Welcome to FairlyLocal

It's a simple Internationalization (i18n) library that makes ASP.NET websites work with GNU's GetText tools.

It's the way that i18n should have worked from the start.

What's here:

FairlyLocal Overview

FairlyLocal is a simple Internationalization (i18n) library that lets you do gettext-style i18n in ASP.NET.

I18n is hopelessly broken in ASP.NET. Microsoft has crafted a method of localizing websites that is so ridiculously complex that nobody anywhere is actually smart enough to do it.

Here, I'm releasing some code that I hope will single-handedly fix i18n in ASP.NET. It's based on the way that everybody else does it. Let's pause a minute to let that sink in, since many of my fellow .NET devs might not have been aware of this fact: There's another way of doing i18n, and it's so simple and straightforward that every other web framework uses it in some form or another to do multi-language websites.

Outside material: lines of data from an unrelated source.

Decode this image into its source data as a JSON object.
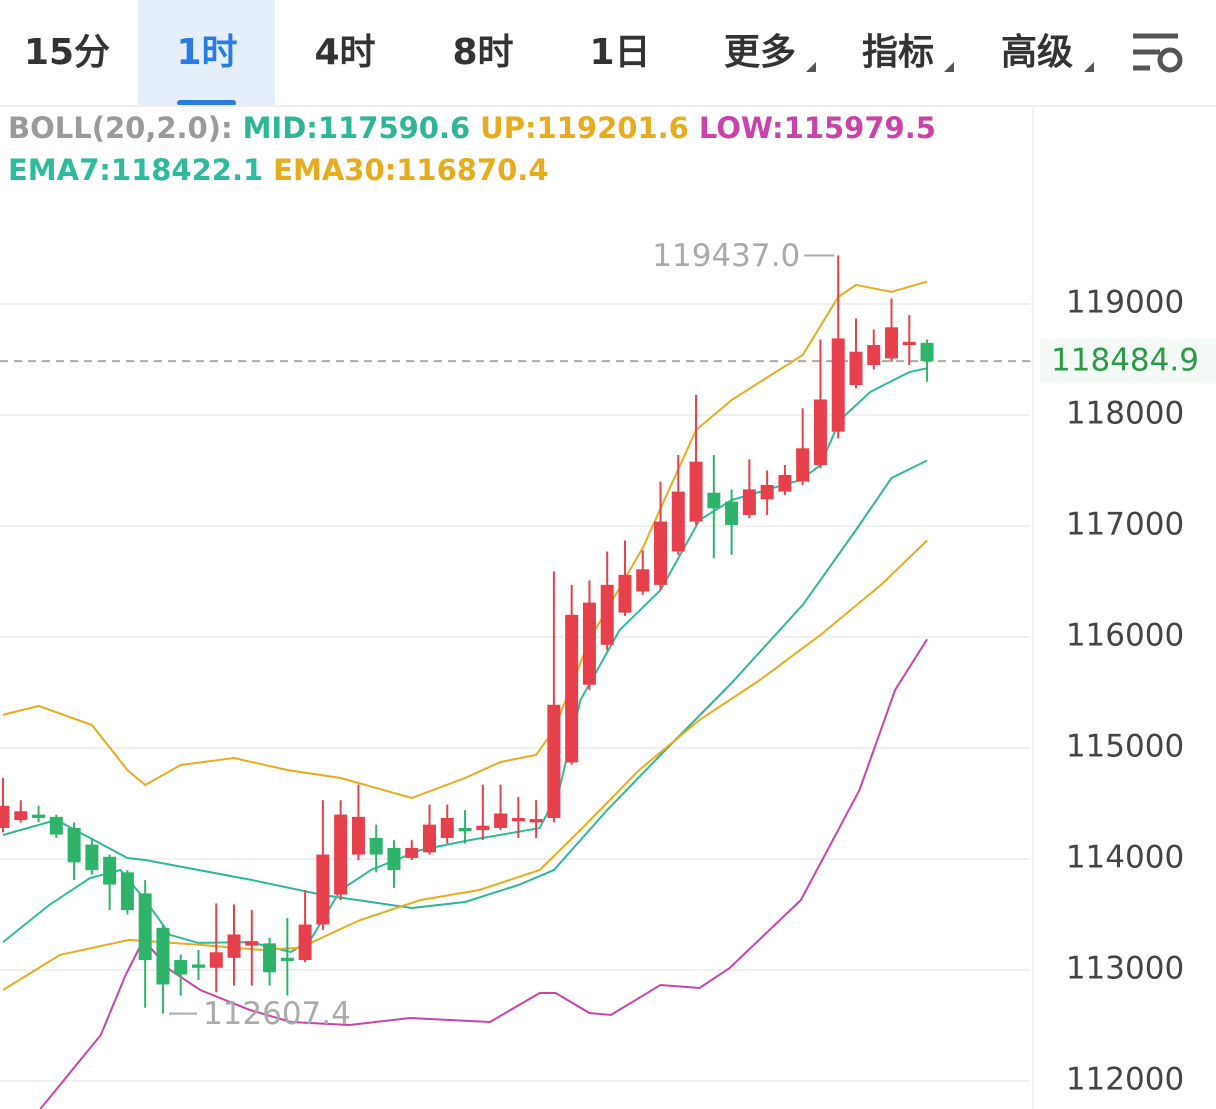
{
  "header": {
    "tabs": [
      "15分",
      "1时",
      "4时",
      "8时",
      "1日",
      "更多",
      "指标",
      "高级"
    ],
    "active_tab": 1
  },
  "chart_data": {
    "type": "candlestick",
    "indicator_label": "BOLL(20,2.0):",
    "indicator_color": "#9a9a9a",
    "up_color": "#e5404c",
    "down_color": "#2db36a",
    "ylim": [
      111748,
      119937
    ],
    "xlim": [
      -0.17,
      68.26
    ],
    "yticks": [
      119000,
      118000,
      117000,
      116000,
      115000,
      114000,
      113000,
      112000
    ],
    "grid": true,
    "open": [
      114280,
      114350,
      114400,
      114380,
      114280,
      114130,
      114020,
      113880,
      113690,
      113380,
      113090,
      113050,
      113020,
      113110,
      113220,
      113240,
      113110,
      113090,
      113410,
      113680,
      114040,
      114190,
      114100,
      114010,
      114060,
      114190,
      114280,
      114260,
      114280,
      114340,
      114330,
      114370,
      114870,
      115570,
      115930,
      116220,
      116410,
      116470,
      116770,
      117040,
      117300,
      117220,
      117100,
      117240,
      117310,
      117400,
      117550,
      117850,
      118270,
      118450,
      118510,
      118630,
      118650
    ],
    "high": [
      114730,
      114530,
      114480,
      114400,
      114330,
      114190,
      114040,
      113900,
      113810,
      113400,
      113140,
      113180,
      113600,
      113590,
      113540,
      113290,
      113470,
      113720,
      114530,
      114530,
      114670,
      114310,
      114170,
      114170,
      114490,
      114490,
      114440,
      114670,
      114670,
      114560,
      114530,
      116590,
      116470,
      116510,
      116770,
      116870,
      116780,
      117400,
      117640,
      118180,
      117640,
      117330,
      117600,
      117500,
      117550,
      118060,
      118680,
      119437.0,
      118870,
      118770,
      119050,
      118900,
      118680
    ],
    "low": [
      114240,
      114330,
      114330,
      114190,
      113810,
      113860,
      113540,
      113500,
      112660,
      112607.4,
      112770,
      112910,
      112800,
      112860,
      112860,
      112860,
      112770,
      113070,
      113360,
      113630,
      113990,
      113880,
      113740,
      113990,
      114040,
      114140,
      114140,
      114170,
      114260,
      114190,
      114190,
      114330,
      114850,
      115520,
      115880,
      116190,
      116380,
      116420,
      116740,
      117010,
      116710,
      116740,
      117070,
      117100,
      117280,
      117370,
      117520,
      117790,
      118240,
      118410,
      118480,
      118450,
      118300
    ],
    "close": [
      114480,
      114430,
      114370,
      114220,
      113970,
      113900,
      113770,
      113540,
      113090,
      112870,
      112960,
      113020,
      113160,
      113320,
      113260,
      112980,
      113080,
      113410,
      114040,
      114400,
      114380,
      114040,
      113900,
      114100,
      114310,
      114370,
      114250,
      114300,
      114410,
      114370,
      114360,
      115390,
      116200,
      116310,
      116470,
      116560,
      116610,
      117040,
      117310,
      117580,
      117160,
      117010,
      117330,
      117370,
      117460,
      117700,
      118140,
      118690,
      118570,
      118630,
      118790,
      118660,
      118484.9
    ],
    "series": [
      {
        "name": "MID:",
        "legend_value": 117590.6,
        "color": "#2fb697",
        "legend_row": 0,
        "x": [
          0,
          3,
          7,
          8,
          11,
          14,
          18,
          23,
          26,
          29,
          31,
          34,
          37,
          41,
          45,
          48,
          50,
          52
        ],
        "values": [
          114216,
          114352,
          114009,
          113991,
          113901,
          113811,
          113676,
          113559,
          113613,
          113766,
          113901,
          114442,
          114937,
          115586,
          116289,
          116964,
          117433,
          117590.6
        ]
      },
      {
        "name": "UP:",
        "legend_value": 119201.6,
        "color": "#e6ac1e",
        "legend_row": 0,
        "x": [
          0,
          2,
          5,
          7,
          8,
          10,
          13,
          16,
          19,
          23,
          26,
          28,
          30,
          31,
          33,
          36,
          39,
          41,
          45,
          47,
          48,
          50,
          52
        ],
        "values": [
          115298,
          115379,
          115207,
          114802,
          114667,
          114847,
          114910,
          114802,
          114730,
          114550,
          114730,
          114874,
          114937,
          115162,
          115973,
          116802,
          117865,
          118135,
          118541,
          119063,
          119172,
          119109,
          119201.6
        ]
      },
      {
        "name": "LOW:",
        "legend_value": 115979.5,
        "color": "#c944aa",
        "legend_row": 0,
        "x": [
          2.1,
          5.5,
          6.9,
          7.9,
          9.4,
          11.1,
          13.9,
          16.2,
          19.5,
          22.9,
          27.4,
          30.2,
          31.1,
          33.0,
          34.2,
          37.0,
          39.2,
          40.9,
          44.9,
          48.2,
          50.2,
          52
        ],
        "values": [
          111748,
          112415,
          112955,
          113271,
          113001,
          112820,
          112640,
          112532,
          112505,
          112568,
          112532,
          112793,
          112793,
          112613,
          112595,
          112865,
          112838,
          113019,
          113631,
          114622,
          115523,
          115979.5
        ]
      },
      {
        "name": "EMA7:",
        "legend_value": 118422.1,
        "color": "#2dbb9c",
        "legend_row": 1,
        "x": [
          0,
          2.6,
          4.9,
          6.6,
          8,
          9.4,
          11,
          13.9,
          16.2,
          17.3,
          19,
          20.7,
          23.5,
          26.3,
          30.2,
          31.3,
          32.5,
          34.7,
          37,
          39.2,
          41,
          44.9,
          46,
          47.1,
          48.8,
          51,
          52
        ],
        "values": [
          113252,
          113586,
          113829,
          113901,
          113631,
          113316,
          113244,
          113252,
          113162,
          113271,
          113721,
          113901,
          114081,
          114171,
          114279,
          114622,
          115433,
          116063,
          116423,
          117054,
          117234,
          117415,
          117550,
          117955,
          118207,
          118387,
          118422.1
        ]
      },
      {
        "name": "EMA30:",
        "legend_value": 116870.4,
        "color": "#e6ac1e",
        "legend_row": 1,
        "x": [
          0,
          3.2,
          7.1,
          11.1,
          14.5,
          16.7,
          20.1,
          23.5,
          26.8,
          30.2,
          32.5,
          35.8,
          39.2,
          42.6,
          46,
          49.4,
          52
        ],
        "values": [
          112820,
          113136,
          113271,
          113226,
          113181,
          113199,
          113451,
          113631,
          113721,
          113901,
          114262,
          114802,
          115253,
          115613,
          116018,
          116469,
          116870.4
        ]
      }
    ],
    "max_marker": {
      "value": 119437.0,
      "label": "119437.0",
      "x": 47
    },
    "min_marker": {
      "value": 112607.4,
      "x": 9
    },
    "last_price": {
      "value": 118484.9,
      "color": "#2a9a4a"
    }
  }
}
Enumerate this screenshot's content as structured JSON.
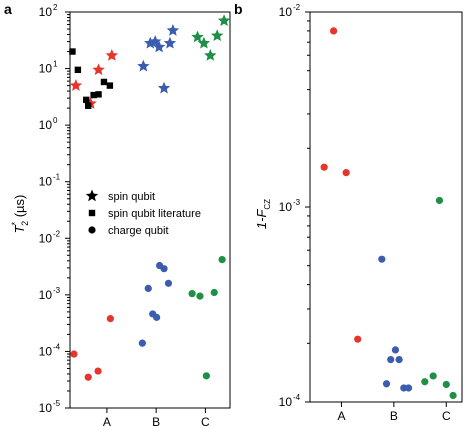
{
  "colors": {
    "A": "#e8352b",
    "B": "#3b5db0",
    "C": "#1f8f45",
    "literature": "#000000"
  },
  "chart_data": [
    {
      "panel": "a",
      "type": "scatter",
      "y_scale": "log",
      "ylim": [
        1e-05,
        100
      ],
      "categories": [
        "A",
        "B",
        "C"
      ],
      "ylabel": {
        "main": "T",
        "sup": "*",
        "sub": "2",
        "units": " (µs)"
      },
      "yticks": [
        {
          "base": "10",
          "exp": "-5",
          "value": 1e-05
        },
        {
          "base": "10",
          "exp": "-4",
          "value": 0.0001
        },
        {
          "base": "10",
          "exp": "-3",
          "value": 0.001
        },
        {
          "base": "10",
          "exp": "-2",
          "value": 0.01
        },
        {
          "base": "10",
          "exp": "-1",
          "value": 0.1
        },
        {
          "base": "10",
          "exp": "0",
          "value": 1
        },
        {
          "base": "10",
          "exp": "1",
          "value": 10
        },
        {
          "base": "10",
          "exp": "2",
          "value": 100
        }
      ],
      "legend": {
        "placement": "center-right",
        "entries": [
          {
            "marker": "star",
            "label": "spin qubit"
          },
          {
            "marker": "square",
            "label": "spin qubit literature"
          },
          {
            "marker": "circle",
            "label": "charge qubit"
          }
        ]
      },
      "series": [
        {
          "marker": "star",
          "group": "A",
          "points": [
            {
              "x": 0.12,
              "y": 5
            },
            {
              "x": 0.42,
              "y": 2.4
            },
            {
              "x": 0.58,
              "y": 9.5
            },
            {
              "x": 0.85,
              "y": 17
            }
          ]
        },
        {
          "marker": "square",
          "group": "literature",
          "points": [
            {
              "x": 0.05,
              "y": 20
            },
            {
              "x": 0.16,
              "y": 9.5
            },
            {
              "x": 0.33,
              "y": 2.8
            },
            {
              "x": 0.37,
              "y": 2.2
            },
            {
              "x": 0.48,
              "y": 3.4
            },
            {
              "x": 0.58,
              "y": 3.5
            },
            {
              "x": 0.69,
              "y": 5.8
            },
            {
              "x": 0.81,
              "y": 5
            }
          ]
        },
        {
          "marker": "star",
          "group": "B",
          "points": [
            {
              "x": 1.49,
              "y": 11
            },
            {
              "x": 1.63,
              "y": 28
            },
            {
              "x": 1.73,
              "y": 30
            },
            {
              "x": 1.81,
              "y": 24
            },
            {
              "x": 1.91,
              "y": 4.5
            },
            {
              "x": 2.03,
              "y": 28
            },
            {
              "x": 2.09,
              "y": 47
            }
          ]
        },
        {
          "marker": "star",
          "group": "C",
          "points": [
            {
              "x": 2.59,
              "y": 36
            },
            {
              "x": 2.72,
              "y": 28
            },
            {
              "x": 2.85,
              "y": 17
            },
            {
              "x": 2.99,
              "y": 38
            },
            {
              "x": 3.13,
              "y": 70
            }
          ]
        },
        {
          "marker": "circle",
          "group": "A",
          "points": [
            {
              "x": 0.08,
              "y": 9e-05
            },
            {
              "x": 0.37,
              "y": 3.5e-05
            },
            {
              "x": 0.57,
              "y": 4.5e-05
            },
            {
              "x": 0.82,
              "y": 0.00038
            }
          ]
        },
        {
          "marker": "circle",
          "group": "B",
          "points": [
            {
              "x": 1.47,
              "y": 0.00014
            },
            {
              "x": 1.59,
              "y": 0.0013
            },
            {
              "x": 1.68,
              "y": 0.00046
            },
            {
              "x": 1.76,
              "y": 0.0004
            },
            {
              "x": 1.82,
              "y": 0.0033
            },
            {
              "x": 1.91,
              "y": 0.0029
            },
            {
              "x": 2.0,
              "y": 0.0016
            }
          ]
        },
        {
          "marker": "circle",
          "group": "C",
          "points": [
            {
              "x": 2.48,
              "y": 0.00105
            },
            {
              "x": 2.64,
              "y": 0.00095
            },
            {
              "x": 2.77,
              "y": 3.7e-05
            },
            {
              "x": 2.93,
              "y": 0.0011
            },
            {
              "x": 3.09,
              "y": 0.0042
            }
          ]
        }
      ]
    },
    {
      "panel": "b",
      "type": "scatter",
      "y_scale": "log",
      "ylim": [
        0.0001,
        0.01
      ],
      "categories": [
        "A",
        "B",
        "C"
      ],
      "ylabel": {
        "main": "1-F",
        "sub": "CZ"
      },
      "yticks": [
        {
          "base": "10",
          "exp": "-4",
          "value": 0.0001
        },
        {
          "base": "10",
          "exp": "-3",
          "value": 0.001
        },
        {
          "base": "10",
          "exp": "-2",
          "value": 0.01
        }
      ],
      "series": [
        {
          "marker": "circle",
          "group": "A",
          "points": [
            {
              "x": 0.67,
              "y": 0.0016
            },
            {
              "x": 0.85,
              "y": 0.008
            },
            {
              "x": 1.09,
              "y": 0.0015
            },
            {
              "x": 1.31,
              "y": 0.00021
            }
          ]
        },
        {
          "marker": "circle",
          "group": "B",
          "points": [
            {
              "x": 1.77,
              "y": 0.00054
            },
            {
              "x": 1.86,
              "y": 0.000124
            },
            {
              "x": 1.94,
              "y": 0.000165
            },
            {
              "x": 2.03,
              "y": 0.000185
            },
            {
              "x": 2.1,
              "y": 0.000165
            },
            {
              "x": 2.19,
              "y": 0.000118
            },
            {
              "x": 2.28,
              "y": 0.000118
            }
          ]
        },
        {
          "marker": "circle",
          "group": "C",
          "points": [
            {
              "x": 2.59,
              "y": 0.000127
            },
            {
              "x": 2.75,
              "y": 0.000136
            },
            {
              "x": 2.87,
              "y": 0.00108
            },
            {
              "x": 3.0,
              "y": 0.000123
            },
            {
              "x": 3.13,
              "y": 0.000108
            }
          ]
        }
      ]
    }
  ]
}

In Django, PHP, Java, Rails, and pretty much everything else out there, you simply call a function called gettext() to localize text. Usually, you alias that function to _(), so you're looking at like 5 keystrokes (including quotes) to mark a piece of text for internationalization. That's simple enough that even lazy developers like me can be convinced to do it.

Here's an example of how you'd mark a piece of text for translation in an .aspx file: <%= _("Buy more socks.") %>

Here's how you'd do it in a .cs (or .aspx.cs) file: linkHome.InnerHtml = _("Home Page");

That's it. That's all the code you need to write on a day-to-day basis to localize your site. Everything else is handled by the FairlyLocal library that you'll drop into your project, and by a few free tools that you can download from the nice folks at GNU.

How it works

Gettext() works by sifting through your source code and generating .PO files at compile time. .PO is a simple text file format for storing messages and their translations that's basic enough to be edited in notepad by non-tech-savvy translators, but is popular enough that there are several existing editors built just for it.

Once those .PO files are in place and translated, FairlyLocal will read them in and keep them cached in memory on your web server. Whenever a request for a piece of text comes through, the library will look it up in the appropriate language hash, handing back the translated version of the text if possible, or an untranslated version if not.

The nice thing about all this is that you don't need to specify keys for each piece of text. Gettext uses the entire English text string as its own key for lookups. What if that text changes? No worries. A lot of smart people have spent time dealing with fuzzy match algorithms to keep your translation files in synch in the face of minor changes. It's actually pretty cool.

FairlyLocal figures out which language to show based on the language preference settings in your users' browser. If you'd like, you can manually change the display language for a user, so you could, for example, include some little flag icons on your site that your users can click to select his language of choice.

Setting it up

  • First, you're going to want to download the library and tools. Put the GNU stuff someplace you can find it relative to your project, and drop the /fairlylocal directory straight into your project someplace.
  • Next, you'll need to modify the base Page object for your site. Either base all your pages off of InternationalPage.cs or simply tear the meat out that class and drop it into the object you're currently basing your pages off of.
  • Finally, you'll want to add a post-build step to your web project that will run xgettext and update your .po files whenever you build.
  • Assuming that everything is set up correctly, you can start marking text for translation. Next time you build the project, you'll notice a /locale/ folder appear containing your first messages for localization. Grab the one from, for example, /locale/es/LC_MESSAGES/ and hand it off to your brother who speaks Spanish. When he gives it back to you, drop it back into the project and suddenly your site will start rendering in Spanish for anybody who asks it to.